Vendors are also trained to be familiar with the paper’s content and use the articles as a selling point. And though they are equipped with a quality product — a twelve-page paper with four color pages — the selling of print newspapers remains a difficult task anywhere in the 21st century, especially with students.

“Honestly, the vendors find it hard to sell anywhere except downtown — the Main Street area — and Kerrytown, with the People’s Food Co-op and when the Farmer’s Market is around,” Beckett said. “But, in the last year, the student district has improved considerably, and I attribute that in large part to our student group that started a year ago.”

Jennifer Crorey, Beckett’s niece and a second year nursing student, founded the Groundcover student group in the summer of 2013, when she and several volunteers began helping out around the office, writing articles for the paper and searching for ways to expand the vendors’ range of selling around campus and in the greater Ann Arbor area.
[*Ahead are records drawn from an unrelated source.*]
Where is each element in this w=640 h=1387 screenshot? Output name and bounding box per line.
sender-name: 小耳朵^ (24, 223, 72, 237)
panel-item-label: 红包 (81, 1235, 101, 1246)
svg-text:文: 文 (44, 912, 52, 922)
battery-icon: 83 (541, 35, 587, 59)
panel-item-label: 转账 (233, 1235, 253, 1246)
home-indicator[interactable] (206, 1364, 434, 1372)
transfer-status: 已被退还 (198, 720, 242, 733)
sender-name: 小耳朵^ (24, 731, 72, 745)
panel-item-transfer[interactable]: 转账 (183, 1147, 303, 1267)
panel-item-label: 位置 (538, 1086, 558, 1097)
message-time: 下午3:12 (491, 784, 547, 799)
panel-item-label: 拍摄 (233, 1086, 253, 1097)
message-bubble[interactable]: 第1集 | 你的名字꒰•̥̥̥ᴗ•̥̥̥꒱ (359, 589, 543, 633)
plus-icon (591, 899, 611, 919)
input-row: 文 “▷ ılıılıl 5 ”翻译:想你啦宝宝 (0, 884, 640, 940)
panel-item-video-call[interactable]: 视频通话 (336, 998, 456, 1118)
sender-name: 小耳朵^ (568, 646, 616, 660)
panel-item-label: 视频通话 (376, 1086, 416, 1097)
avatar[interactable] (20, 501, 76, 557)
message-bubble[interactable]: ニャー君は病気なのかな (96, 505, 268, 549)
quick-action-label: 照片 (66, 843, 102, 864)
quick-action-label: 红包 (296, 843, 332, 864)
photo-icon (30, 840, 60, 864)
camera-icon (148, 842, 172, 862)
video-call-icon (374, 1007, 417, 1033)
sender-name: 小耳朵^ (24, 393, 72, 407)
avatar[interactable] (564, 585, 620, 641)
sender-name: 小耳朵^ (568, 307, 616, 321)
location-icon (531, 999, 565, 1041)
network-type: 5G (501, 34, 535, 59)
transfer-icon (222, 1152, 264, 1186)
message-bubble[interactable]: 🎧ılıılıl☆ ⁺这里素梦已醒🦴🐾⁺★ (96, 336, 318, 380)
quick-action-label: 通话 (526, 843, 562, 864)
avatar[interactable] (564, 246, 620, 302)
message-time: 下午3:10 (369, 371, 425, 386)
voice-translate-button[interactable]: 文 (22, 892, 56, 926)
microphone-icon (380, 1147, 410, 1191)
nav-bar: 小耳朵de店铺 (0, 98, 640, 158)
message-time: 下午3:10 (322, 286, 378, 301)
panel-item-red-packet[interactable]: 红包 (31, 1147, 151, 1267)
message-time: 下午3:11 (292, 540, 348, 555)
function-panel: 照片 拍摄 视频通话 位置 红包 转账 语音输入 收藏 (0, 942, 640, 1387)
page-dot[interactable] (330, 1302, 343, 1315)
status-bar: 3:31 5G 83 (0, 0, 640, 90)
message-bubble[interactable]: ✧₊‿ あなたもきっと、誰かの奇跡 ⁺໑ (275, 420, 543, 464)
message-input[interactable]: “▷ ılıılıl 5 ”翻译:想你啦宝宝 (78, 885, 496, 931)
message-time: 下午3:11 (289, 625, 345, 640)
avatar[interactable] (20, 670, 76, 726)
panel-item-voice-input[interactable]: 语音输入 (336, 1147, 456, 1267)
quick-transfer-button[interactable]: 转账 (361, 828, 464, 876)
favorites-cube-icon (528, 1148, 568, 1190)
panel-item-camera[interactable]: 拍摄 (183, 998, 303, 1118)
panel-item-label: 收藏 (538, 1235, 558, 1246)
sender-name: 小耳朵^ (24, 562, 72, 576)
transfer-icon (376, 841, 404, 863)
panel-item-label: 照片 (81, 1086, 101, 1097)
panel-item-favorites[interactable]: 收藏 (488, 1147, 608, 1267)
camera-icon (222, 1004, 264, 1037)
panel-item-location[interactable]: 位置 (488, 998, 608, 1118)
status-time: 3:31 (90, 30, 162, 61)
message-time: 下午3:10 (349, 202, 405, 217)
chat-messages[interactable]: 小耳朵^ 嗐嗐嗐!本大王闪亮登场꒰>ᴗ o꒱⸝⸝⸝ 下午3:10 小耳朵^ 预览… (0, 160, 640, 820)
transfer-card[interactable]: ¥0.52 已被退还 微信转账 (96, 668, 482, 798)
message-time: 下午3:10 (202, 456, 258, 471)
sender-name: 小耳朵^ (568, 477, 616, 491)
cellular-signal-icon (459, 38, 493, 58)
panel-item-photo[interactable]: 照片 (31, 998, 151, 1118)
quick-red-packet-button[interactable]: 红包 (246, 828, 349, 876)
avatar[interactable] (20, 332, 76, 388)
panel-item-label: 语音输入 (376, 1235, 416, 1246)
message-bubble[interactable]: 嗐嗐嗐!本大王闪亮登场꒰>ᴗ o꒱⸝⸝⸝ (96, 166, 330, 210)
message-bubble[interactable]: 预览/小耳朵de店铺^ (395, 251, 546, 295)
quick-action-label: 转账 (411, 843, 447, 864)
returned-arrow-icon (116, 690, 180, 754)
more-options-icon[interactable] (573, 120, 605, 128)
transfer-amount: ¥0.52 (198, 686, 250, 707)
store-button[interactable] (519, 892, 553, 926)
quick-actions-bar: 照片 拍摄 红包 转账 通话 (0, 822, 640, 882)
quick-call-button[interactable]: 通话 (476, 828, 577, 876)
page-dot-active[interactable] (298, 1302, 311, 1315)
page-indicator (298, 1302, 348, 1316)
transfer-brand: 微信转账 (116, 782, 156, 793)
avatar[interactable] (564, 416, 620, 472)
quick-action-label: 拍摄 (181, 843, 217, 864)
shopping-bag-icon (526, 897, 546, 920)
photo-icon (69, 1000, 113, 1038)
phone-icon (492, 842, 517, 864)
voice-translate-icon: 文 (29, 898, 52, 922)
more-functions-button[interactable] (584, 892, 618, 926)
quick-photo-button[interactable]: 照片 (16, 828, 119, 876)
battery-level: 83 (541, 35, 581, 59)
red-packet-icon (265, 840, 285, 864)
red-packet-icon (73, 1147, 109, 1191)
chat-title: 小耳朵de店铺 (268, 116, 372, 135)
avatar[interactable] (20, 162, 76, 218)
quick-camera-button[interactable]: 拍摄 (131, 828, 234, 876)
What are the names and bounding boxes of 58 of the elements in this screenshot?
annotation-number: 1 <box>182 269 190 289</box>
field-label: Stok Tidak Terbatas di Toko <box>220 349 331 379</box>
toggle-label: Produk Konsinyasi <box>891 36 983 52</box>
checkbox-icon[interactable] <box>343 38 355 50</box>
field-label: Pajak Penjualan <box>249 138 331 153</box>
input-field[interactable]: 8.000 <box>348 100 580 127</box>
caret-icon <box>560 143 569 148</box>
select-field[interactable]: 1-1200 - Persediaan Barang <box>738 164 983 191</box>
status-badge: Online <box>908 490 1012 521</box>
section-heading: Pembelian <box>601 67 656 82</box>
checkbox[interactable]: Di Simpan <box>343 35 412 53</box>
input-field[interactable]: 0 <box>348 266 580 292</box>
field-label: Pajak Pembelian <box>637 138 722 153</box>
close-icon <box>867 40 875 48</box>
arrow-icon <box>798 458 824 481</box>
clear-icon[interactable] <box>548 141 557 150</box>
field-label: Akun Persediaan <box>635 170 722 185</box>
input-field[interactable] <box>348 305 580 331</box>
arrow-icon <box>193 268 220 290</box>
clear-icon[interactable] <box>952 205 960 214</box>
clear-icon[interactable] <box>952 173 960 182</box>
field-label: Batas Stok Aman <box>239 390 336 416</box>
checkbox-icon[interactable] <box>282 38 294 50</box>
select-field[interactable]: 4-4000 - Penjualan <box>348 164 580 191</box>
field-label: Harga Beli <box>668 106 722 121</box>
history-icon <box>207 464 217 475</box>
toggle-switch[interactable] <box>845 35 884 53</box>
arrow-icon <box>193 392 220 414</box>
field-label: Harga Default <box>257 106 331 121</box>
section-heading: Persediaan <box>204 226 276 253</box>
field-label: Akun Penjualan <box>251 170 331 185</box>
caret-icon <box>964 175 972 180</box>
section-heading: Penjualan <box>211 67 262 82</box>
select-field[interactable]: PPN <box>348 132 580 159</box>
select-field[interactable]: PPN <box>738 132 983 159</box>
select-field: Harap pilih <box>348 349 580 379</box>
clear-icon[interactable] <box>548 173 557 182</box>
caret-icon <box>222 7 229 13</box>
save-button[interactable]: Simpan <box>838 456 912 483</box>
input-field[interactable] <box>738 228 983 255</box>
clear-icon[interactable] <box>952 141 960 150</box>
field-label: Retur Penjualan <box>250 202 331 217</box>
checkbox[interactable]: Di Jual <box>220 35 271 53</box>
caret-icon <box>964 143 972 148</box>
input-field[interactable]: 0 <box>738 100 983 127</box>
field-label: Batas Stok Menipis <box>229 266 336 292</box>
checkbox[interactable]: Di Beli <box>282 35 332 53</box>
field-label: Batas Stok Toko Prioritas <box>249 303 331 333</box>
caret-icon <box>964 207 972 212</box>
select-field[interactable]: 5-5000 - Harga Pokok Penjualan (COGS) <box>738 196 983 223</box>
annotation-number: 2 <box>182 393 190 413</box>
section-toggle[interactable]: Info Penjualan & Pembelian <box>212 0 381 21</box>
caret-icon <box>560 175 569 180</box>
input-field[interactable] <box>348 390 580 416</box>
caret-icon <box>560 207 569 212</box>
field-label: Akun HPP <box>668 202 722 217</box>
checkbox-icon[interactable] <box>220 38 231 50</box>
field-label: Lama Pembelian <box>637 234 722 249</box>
“We were looking to get the word out about Groundcover, since most students didn’t know what it was,” Crorey said. And we’ve also been able to use the University’s resources, like last year we got a grant from the Ginsberg Center to make vests for the vendors so that they can expand to other cities and be recognizable in those areas as well.”

Last February, the group recruited former Michigan Basketball player Jordan Morgan and Ann Arbor Mayor John Hieftje to help spread awareness for Groundcover by selling papers on the streets with vendors. In a video interview on the paper’s website, Mayor Hieftje praised Groundcover as a “good read,” saying, “Some people go home and watch Fox News, or they watch CNN, but you can learn things in Groundcover that you’d never see there.”

In the coming years, Susan Beckett looks to keep expanding Groundcover’s reach beyond its current hot spots in Ann Arbor and downtown Ypsilanti to nearby areas, such as Chelsea, Dexter and Pittsfield Township. A city ordinance in Ann Arbor currently prohibits vendors from selling to vehicular traffic, and Beckett hopes to someday get the ordinance amended so that vendors can perhaps sell at highway exits.

Still, Beckett’s focus will always be on finding ways to better support the disadvantaged people of her city, and for her, the sale of a consistently intriguing journalistic product seems the best way to do so.